De Beers recently announced the launch of a new company called Lightbox Jewelry that will begin marketing a new brand of laboratory-grown diamond jewellery under the Lightbox name in September. The diamond giant’s decision to sell synthetic diamond jewellery has caught the attention of Martin Rapaport, founder of the Rapaport Diamond Price List. The Price List, also known as the Rap Report, is the industry standard for the pricing of diamonds and is published weekly and given to jewellers and diamond merchants to set prices for consumers. “It is De Beers’ intention to transform from a mining company to a luxury consumer powerhouse. All this opportunity is made easier by De Beers’ position that it is a primary low-cost synthetic diamond producer with detailed knowledge and expertise about the demand side of the diamond equation.” Rapaport explained.
Lightbox lab-grown diamonds will retail at a fixed price of US$800 for a one-carat stone. “Lightbox will transform the lab-grown diamond sector by offering consumers a lab-grown product they have told us they want but aren’t getting: affordable fashion jewellery that may not be forever, but is perfect for right now,” said Bruce Cleaver, CEO, De Beers Group.

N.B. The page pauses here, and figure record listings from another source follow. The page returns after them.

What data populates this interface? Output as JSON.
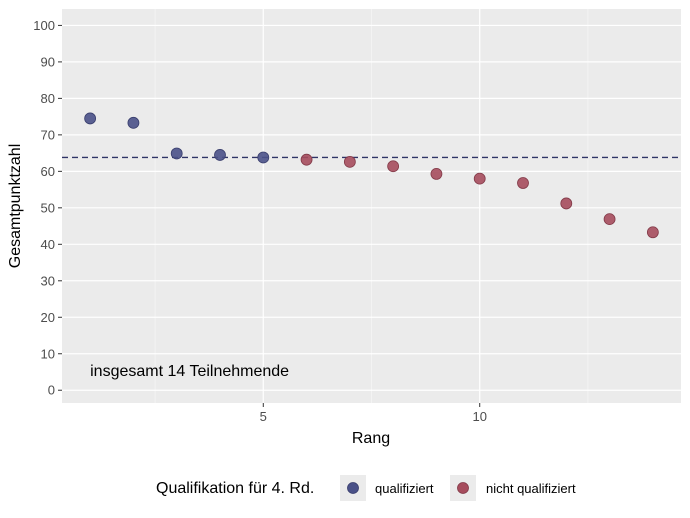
{
  "chart_data": {
    "type": "scatter",
    "xlabel": "Rang",
    "ylabel": "Gesamtpunktzahl",
    "xlim": [
      0.35,
      14.65
    ],
    "ylim": [
      -3.5,
      104.5
    ],
    "x_ticks": [
      5,
      10
    ],
    "x_minor_ticks": [
      2.5,
      7.5,
      12.5
    ],
    "y_ticks": [
      0,
      10,
      20,
      30,
      40,
      50,
      60,
      70,
      80,
      90,
      100
    ],
    "threshold_line": {
      "y": 63.8,
      "style": "dashed",
      "color": "#2f3466"
    },
    "annotation": {
      "text": "insgesamt 14 Teilnehmende",
      "x": 1,
      "y": 5.5
    },
    "legend": {
      "title": "Qualifikation für 4. Rd.",
      "position": "bottom",
      "entries": [
        {
          "label": "qualifiziert",
          "color": "#4a5188"
        },
        {
          "label": "nicht qualifiziert",
          "color": "#a64c5d"
        }
      ]
    },
    "series": [
      {
        "name": "qualifiziert",
        "color": "#4a5188",
        "points": [
          {
            "x": 1,
            "y": 74.5
          },
          {
            "x": 2,
            "y": 73.3
          },
          {
            "x": 3,
            "y": 64.9
          },
          {
            "x": 4,
            "y": 64.5
          },
          {
            "x": 5,
            "y": 63.8
          }
        ]
      },
      {
        "name": "nicht qualifiziert",
        "color": "#a64c5d",
        "points": [
          {
            "x": 6,
            "y": 63.2
          },
          {
            "x": 7,
            "y": 62.6
          },
          {
            "x": 8,
            "y": 61.4
          },
          {
            "x": 9,
            "y": 59.3
          },
          {
            "x": 10,
            "y": 58.0
          },
          {
            "x": 11,
            "y": 56.8
          },
          {
            "x": 12,
            "y": 51.2
          },
          {
            "x": 13,
            "y": 46.9
          },
          {
            "x": 14,
            "y": 43.3
          }
        ]
      }
    ]
  }
}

According to Rapaport De Beers was the custodian of diamonds for over a century. They maintained rough diamond prices by buying excess supplies of other companies and spent about R2 billion annually on advertising generic polished diamonds. This approach worked well until the year 2000 when Australia’s Argyle and Russia’s Alrosa dropped out of the cartel, and De Beers found themselves with over $5 billion of inventory and a market cap well below book value. Rapaport said that De Beers is still a dominant diamond player, with 42% of the world’s rough diamonds sales.
“De Beers is a corporation with no emotional attachment to diamonds or the trade. While De Beers does take proactive socially responsible measures to build the profitability of its brand, corporations are not altruistic. It’s all about profits. De Beers is a corporation loyal to profits, nothing more and nothing less” said Rapport. He also said that by promoting and selling synthetic diamonds, De Beers will be competing directly with natural diamonds. Furthermore, their claim that lower prices will push out or reduce profits of other synthetic producers only applies if they directly compete against the specific product categories of the other producers. Rapaport believes that if De Beers push lower synthetic prices into the engagement ring market, it may lead to the demise of the natural diamond market.
Perhaps it is just a clever strategy of De Beers by grabbing the opportunity that synthetic diamonds provide. On the one hand they believe that they can maintain a dominant and profitable position in both natural and synthetic diamond markets. Moreover, a future in synthetics makes them less reliant on natural diamonds. Rapaport on the other hand, is of the view that “If the most important thing to you is profit, then go ahead, sell anything to anyone at any price. However, if you and your business have real values that transcend profits, take a pass on synthetics. You might miss out on business and make less money, but you will build confidence in who you are and what you sell. Being real is not easy, but it’s the right thing to do.”